Gifford Pinchot and the Old Timers (Volume I)


In 2005, six tattered blue boxes were unearthed at the Gifford Pinchot Collection at the Library of Congress in Washington, D.C. Inside were five thousand pages of hand-written letters, photographs, music, poetry, and vivid descriptions of extensive work carried out by some of America’s earliest, professionally trained, natural resource conservation professionals. The boxes were labeled “The Old Timers.” Penned between the years 1937-1941 by 225 men and women who served under President Theodore Roosevelt and first Chief of the U.S. Forest Service, Gifford Pinchot, the narratives offer a mirror back to the America as it once was and a guidebook for the road ahead.

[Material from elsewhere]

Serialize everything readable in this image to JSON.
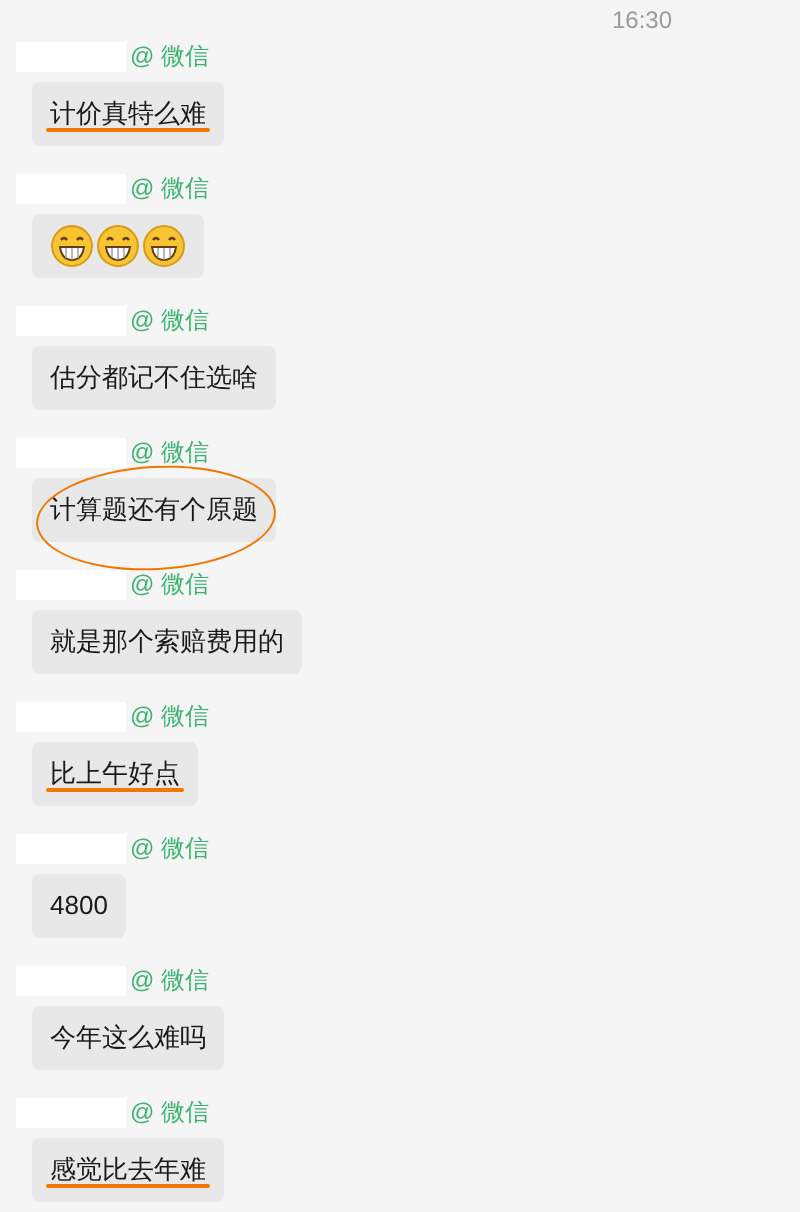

The fascinating personal narratives found in the Old Timers Collection describes the birthing of an environmental agency, the U.S. Forest Service, through the training of individuals with a virtuous vision of public service. The narratives contain tales of extreme hardship, on-the-ground problem solving, interactions with cattlemen, miners, and loggers, as well as first-hand accounts of challenges in which a Forest Ranger turned confrontation into cooperation, gratitude, and respect. The lives of the “Old Timers,” as Gifford Pinchot called them, were not easy but a life of service to the American public and to the natural world was the best life once could imagine. Each was honored to serve and to be given an opportunity to find profound meaning in a time of struggle.